Former “Cartel” traders call case materials volume staggering: 1,400 hours of untranscribed audio recordings; 375,000 chats, emails, and attachments; and trading data from several banks comprising several tens of millions of transactions.

One of the most widely followed FX manipulation cases – that brought by the US government against Richard Usher, Rohan Ramchandani, and Christopher Ashton of the so-called “Cartel” or “Mafia”, has seen the plaintiffs and the defendants disagree over the so-called “bill of particulars”. The “bill of particulars” is a typical means to get information about a claim or defense. It represents a list of written questions from one party to another asking for details (particulars) about a claim or defense.

Earlier this month, the defendants sent a letter for such a bill of particulars, asking for a “a list of the trades, bids, and offers (and corresponding communications, e.g., call or chatroom passage on that day) that the government intends to rely upon at trial.”

The response from the US government was a bit stark. It argued that the law forbids Defendants from using a bill of particulars to “get a preview of the Government’s trial evidence or legal theories”. Instead, the government has committed to provide an early trial exhibit list, which will also specify the particular instances of alleged collusive trading and means of communication. The government has committed to providing this 60 to 90 days prior to trial.

The defendants did not agree with the government’s proposal and today addressed the New York Southern District Court, asking it to intervene.

“Our interest is simply to obtain the requested particulars as soon as possible, given the enormity of data in this case and the trial date”, the defendants argue in their letter, seen by FinanceFeeds.

The discovery produced thus far (with more to come) is seen as staggering in scope: 1,400 hours of untranscribed audio recordings; 375,000 chats, emails, and attachments; and trading data from several banks comprising many millions (and likely several tens of millions) of transactions.

The defendants also stress that the indictment fails to identify even a single allegedly criminal transaction.
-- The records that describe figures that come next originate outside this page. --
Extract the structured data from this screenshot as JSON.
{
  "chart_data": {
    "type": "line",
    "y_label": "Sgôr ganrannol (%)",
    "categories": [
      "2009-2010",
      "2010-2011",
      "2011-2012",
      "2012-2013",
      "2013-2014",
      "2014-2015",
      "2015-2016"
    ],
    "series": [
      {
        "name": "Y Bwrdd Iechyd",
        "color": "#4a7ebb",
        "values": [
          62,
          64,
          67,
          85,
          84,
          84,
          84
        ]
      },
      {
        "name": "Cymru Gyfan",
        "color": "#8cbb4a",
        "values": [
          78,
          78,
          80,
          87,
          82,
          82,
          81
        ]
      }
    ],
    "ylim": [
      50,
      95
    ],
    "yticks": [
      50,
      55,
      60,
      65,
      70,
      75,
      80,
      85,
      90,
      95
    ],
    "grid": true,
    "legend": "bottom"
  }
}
This way, according to the ex-traders, they are forced “to labor in mystery as to which trades – from a mass of literally millions – are allegedly criminal, until its production of trial exhibits 60 to 90 days before trial”.

In response to the letters from the plaintiffs and the defendants, the Court has ordered the parties to meet and confer on September 6, 2017.

The indictment from January this year charges Richard Usher (former Head of G11 FX Trading-UK at an affiliate of The Royal Bank of Scotland plc, as well as former Managing Director at an affiliate of JPMorgan Chase & Co.), Rohan Ramchandani (former Managing Director and head of G10 FX spot trading at an affiliate of Citicorp) and Christopher Ashton (former Head of Spot FX at an affiliate of Barclays PLC) with conspiring to fix prices and rig bids for US Dollars and Euros in the FX spot market.

The ex-traders are alleged to have conspired through telephone calls and electronic messages, including conversations in a private electronic chat room. The anticompetitive behavior includes colluding around the time of certain benchmark rates known as fixes, such as coordinating their orders and trading to manipulate the price of the currency pair by the time of the fix.

On July 17, 2017, the trio entered “not guilty” pleas.

The case is captioned USA v. Usher et al (1:17-cr-00019).